The self-assembled monolayer (SAM) process allows scientists to choose the chemical composition of the monolayer, thus choosing the properties of the surface it creates, and control how the molecules self-arrange.
"Self-assembled monolayers are highly ordered monolayers—the molecules are arranged in a pattern with each, at least within a region, in the same orientation. That is, they are crystalline or close to it," said Whitesides. "Because they are regular and because they are very easily made they are essentially ideal as a system with which to study surfaces."
The science of surfaces is central to Whitesides' work. He considers them a form of matter distinct from liquids, solids, and gases. They are what give everything shape and determine properties such as whether or not an object is resistant to water.

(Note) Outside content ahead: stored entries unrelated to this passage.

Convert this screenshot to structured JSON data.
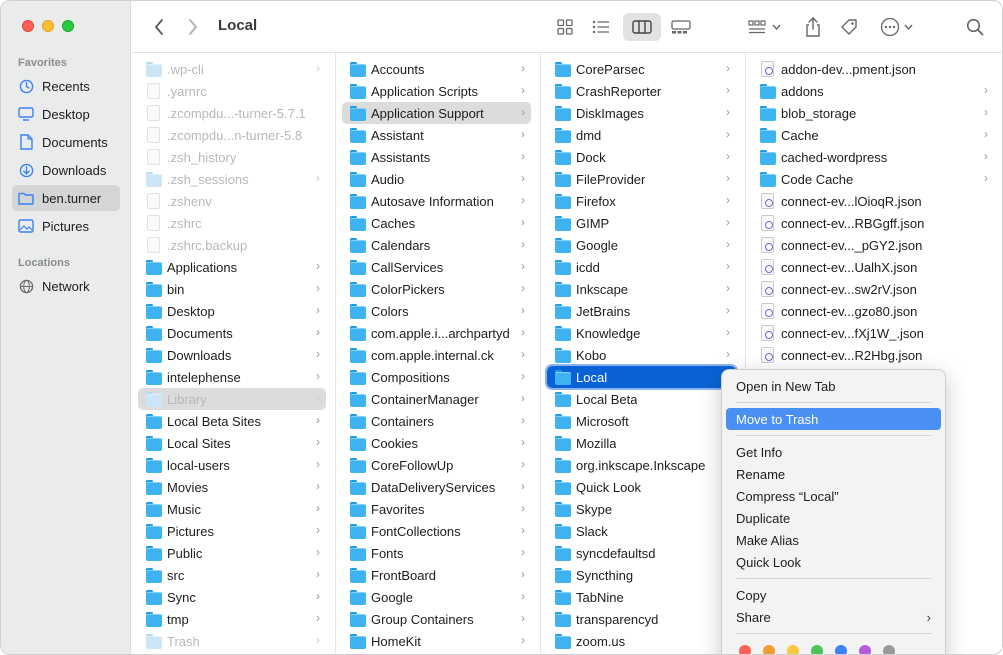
{
  "window": {
    "title": "Local"
  },
  "sidebar": {
    "favorites_label": "Favorites",
    "locations_label": "Locations",
    "favorites": [
      {
        "label": "Recents",
        "icon": "clock-icon"
      },
      {
        "label": "Desktop",
        "icon": "desktop-icon"
      },
      {
        "label": "Documents",
        "icon": "document-icon"
      },
      {
        "label": "Downloads",
        "icon": "download-icon"
      },
      {
        "label": "ben.turner",
        "icon": "home-folder-icon",
        "selected": true
      },
      {
        "label": "Pictures",
        "icon": "pictures-icon"
      }
    ],
    "locations": [
      {
        "label": "Network",
        "icon": "network-icon"
      }
    ]
  },
  "columns": [
    {
      "items": [
        {
          "name": ".wp-cli",
          "kind": "folder",
          "dim": true,
          "chevron": true
        },
        {
          "name": ".yarnrc",
          "kind": "doc",
          "dim": true
        },
        {
          "name": ".zcompdu...-turner-5.7.1",
          "kind": "doc",
          "dim": true
        },
        {
          "name": ".zcompdu...n-turner-5.8",
          "kind": "doc",
          "dim": true
        },
        {
          "name": ".zsh_history",
          "kind": "doc",
          "dim": true
        },
        {
          "name": ".zsh_sessions",
          "kind": "folder",
          "dim": true,
          "chevron": true
        },
        {
          "name": ".zshenv",
          "kind": "doc",
          "dim": true
        },
        {
          "name": ".zshrc",
          "kind": "doc",
          "dim": true
        },
        {
          "name": ".zshrc.backup",
          "kind": "doc",
          "dim": true
        },
        {
          "name": "Applications",
          "kind": "folder",
          "chevron": true
        },
        {
          "name": "bin",
          "kind": "folder",
          "chevron": true
        },
        {
          "name": "Desktop",
          "kind": "folder",
          "chevron": true
        },
        {
          "name": "Documents",
          "kind": "folder",
          "chevron": true
        },
        {
          "name": "Downloads",
          "kind": "folder",
          "chevron": true
        },
        {
          "name": "intelephense",
          "kind": "folder",
          "chevron": true
        },
        {
          "name": "Library",
          "kind": "folder",
          "dim": true,
          "chevron": true,
          "selected": "grey"
        },
        {
          "name": "Local Beta Sites",
          "kind": "folder",
          "chevron": true
        },
        {
          "name": "Local Sites",
          "kind": "folder",
          "chevron": true
        },
        {
          "name": "local-users",
          "kind": "folder",
          "chevron": true
        },
        {
          "name": "Movies",
          "kind": "folder",
          "chevron": true
        },
        {
          "name": "Music",
          "kind": "folder",
          "chevron": true
        },
        {
          "name": "Pictures",
          "kind": "folder",
          "chevron": true
        },
        {
          "name": "Public",
          "kind": "folder",
          "chevron": true
        },
        {
          "name": "src",
          "kind": "folder",
          "chevron": true
        },
        {
          "name": "Sync",
          "kind": "folder",
          "chevron": true
        },
        {
          "name": "tmp",
          "kind": "folder",
          "chevron": true
        },
        {
          "name": "Trash",
          "kind": "folder",
          "dim": true,
          "chevron": true
        }
      ]
    },
    {
      "items": [
        {
          "name": "Accounts",
          "kind": "folder",
          "chevron": true
        },
        {
          "name": "Application Scripts",
          "kind": "folder",
          "chevron": true
        },
        {
          "name": "Application Support",
          "kind": "folder",
          "chevron": true,
          "selected": "grey"
        },
        {
          "name": "Assistant",
          "kind": "folder",
          "chevron": true
        },
        {
          "name": "Assistants",
          "kind": "folder",
          "chevron": true
        },
        {
          "name": "Audio",
          "kind": "folder",
          "chevron": true
        },
        {
          "name": "Autosave Information",
          "kind": "folder",
          "chevron": true
        },
        {
          "name": "Caches",
          "kind": "folder",
          "chevron": true
        },
        {
          "name": "Calendars",
          "kind": "folder",
          "chevron": true
        },
        {
          "name": "CallServices",
          "kind": "folder",
          "chevron": true
        },
        {
          "name": "ColorPickers",
          "kind": "folder",
          "chevron": true
        },
        {
          "name": "Colors",
          "kind": "folder",
          "chevron": true
        },
        {
          "name": "com.apple.i...archpartyd",
          "kind": "folder",
          "chevron": true
        },
        {
          "name": "com.apple.internal.ck",
          "kind": "folder",
          "chevron": true
        },
        {
          "name": "Compositions",
          "kind": "folder",
          "chevron": true
        },
        {
          "name": "ContainerManager",
          "kind": "folder",
          "chevron": true
        },
        {
          "name": "Containers",
          "kind": "folder",
          "chevron": true
        },
        {
          "name": "Cookies",
          "kind": "folder",
          "chevron": true
        },
        {
          "name": "CoreFollowUp",
          "kind": "folder",
          "chevron": true
        },
        {
          "name": "DataDeliveryServices",
          "kind": "folder",
          "chevron": true
        },
        {
          "name": "Favorites",
          "kind": "folder",
          "chevron": true
        },
        {
          "name": "FontCollections",
          "kind": "folder",
          "chevron": true
        },
        {
          "name": "Fonts",
          "kind": "folder",
          "chevron": true
        },
        {
          "name": "FrontBoard",
          "kind": "folder",
          "chevron": true
        },
        {
          "name": "Google",
          "kind": "folder",
          "chevron": true
        },
        {
          "name": "Group Containers",
          "kind": "folder",
          "chevron": true
        },
        {
          "name": "HomeKit",
          "kind": "folder",
          "chevron": true
        }
      ]
    },
    {
      "items": [
        {
          "name": "CoreParsec",
          "kind": "folder",
          "chevron": true
        },
        {
          "name": "CrashReporter",
          "kind": "folder",
          "chevron": true
        },
        {
          "name": "DiskImages",
          "kind": "folder",
          "chevron": true
        },
        {
          "name": "dmd",
          "kind": "folder",
          "chevron": true
        },
        {
          "name": "Dock",
          "kind": "folder",
          "chevron": true
        },
        {
          "name": "FileProvider",
          "kind": "folder",
          "chevron": true
        },
        {
          "name": "Firefox",
          "kind": "folder",
          "chevron": true
        },
        {
          "name": "GIMP",
          "kind": "folder",
          "chevron": true
        },
        {
          "name": "Google",
          "kind": "folder",
          "chevron": true
        },
        {
          "name": "icdd",
          "kind": "folder",
          "chevron": true
        },
        {
          "name": "Inkscape",
          "kind": "folder",
          "chevron": true
        },
        {
          "name": "JetBrains",
          "kind": "folder",
          "chevron": true
        },
        {
          "name": "Knowledge",
          "kind": "folder",
          "chevron": true
        },
        {
          "name": "Kobo",
          "kind": "folder",
          "chevron": true
        },
        {
          "name": "Local",
          "kind": "folder",
          "chevron": true,
          "selected": "blue"
        },
        {
          "name": "Local Beta",
          "kind": "folder",
          "chevron": true
        },
        {
          "name": "Microsoft",
          "kind": "folder",
          "chevron": true
        },
        {
          "name": "Mozilla",
          "kind": "folder",
          "chevron": true
        },
        {
          "name": "org.inkscape.Inkscape",
          "kind": "folder",
          "chevron": true
        },
        {
          "name": "Quick Look",
          "kind": "folder",
          "chevron": true
        },
        {
          "name": "Skype",
          "kind": "folder",
          "chevron": true
        },
        {
          "name": "Slack",
          "kind": "folder",
          "chevron": true
        },
        {
          "name": "syncdefaultsd",
          "kind": "folder",
          "chevron": true
        },
        {
          "name": "Syncthing",
          "kind": "folder",
          "chevron": true
        },
        {
          "name": "TabNine",
          "kind": "folder",
          "chevron": true
        },
        {
          "name": "transparencyd",
          "kind": "folder",
          "chevron": true
        },
        {
          "name": "zoom.us",
          "kind": "folder",
          "chevron": true
        }
      ]
    },
    {
      "items": [
        {
          "name": "addon-dev...pment.json",
          "kind": "json"
        },
        {
          "name": "addons",
          "kind": "folder",
          "chevron": true
        },
        {
          "name": "blob_storage",
          "kind": "folder",
          "chevron": true
        },
        {
          "name": "Cache",
          "kind": "folder",
          "chevron": true
        },
        {
          "name": "cached-wordpress",
          "kind": "folder",
          "chevron": true
        },
        {
          "name": "Code Cache",
          "kind": "folder",
          "chevron": true
        },
        {
          "name": "connect-ev...lOioqR.json",
          "kind": "json"
        },
        {
          "name": "connect-ev...RBGgff.json",
          "kind": "json"
        },
        {
          "name": "connect-ev..._pGY2.json",
          "kind": "json"
        },
        {
          "name": "connect-ev...UalhX.json",
          "kind": "json"
        },
        {
          "name": "connect-ev...sw2rV.json",
          "kind": "json"
        },
        {
          "name": "connect-ev...gzo80.json",
          "kind": "json"
        },
        {
          "name": "connect-ev...fXj1W_.json",
          "kind": "json"
        },
        {
          "name": "connect-ev...R2Hbg.json",
          "kind": "json"
        }
      ]
    }
  ],
  "context_menu": {
    "items": [
      {
        "label": "Open in New Tab",
        "type": "item"
      },
      {
        "type": "separator"
      },
      {
        "label": "Move to Trash",
        "type": "item",
        "highlighted": true
      },
      {
        "type": "separator"
      },
      {
        "label": "Get Info",
        "type": "item"
      },
      {
        "label": "Rename",
        "type": "item"
      },
      {
        "label": "Compress “Local”",
        "type": "item"
      },
      {
        "label": "Duplicate",
        "type": "item"
      },
      {
        "label": "Make Alias",
        "type": "item"
      },
      {
        "label": "Quick Look",
        "type": "item"
      },
      {
        "type": "separator"
      },
      {
        "label": "Copy",
        "type": "item"
      },
      {
        "label": "Share",
        "type": "item",
        "submenu": true
      },
      {
        "type": "separator"
      }
    ],
    "tag_colors": [
      "#fe5f57",
      "#f39c34",
      "#f6c940",
      "#4bc35a",
      "#3b82f6",
      "#b35ddd",
      "#9a9a9a"
    ]
  }
}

"Surfaces are very important in many technologies, especially in the technologies of small things [like] microsystems and nanosystems," said Whitesides.
Whitesides recently advanced his self-assembled monolayer (SAM) technology to develop soft lithography, which is a set of techniques based on the same principles as a mold for an automobile or a rubber "confidential" stamp for an envelope, to make micro and nanostructures.
The technique produces structures similar to those made by photolithography, which is the basic technology for making microelectric devices such as semiconductors.
"Soft lithography is just beginning its development and I do not think it will take over from photolith for high performance microelectronics. But it is much less expensive than photolith and it can handle a larger range of classes of materials," said Whitesides.
The drug industry, for example, is using soft lithography to make tools that will help in the development of new drugs. Researchers are also adapting the technique to make a new class of organic microelectronics.
In the meantime, Whitesides will continue to pioneer advances in materials science. "I like discovery and I like problem solving," he said. "It's fun and sometimes useful."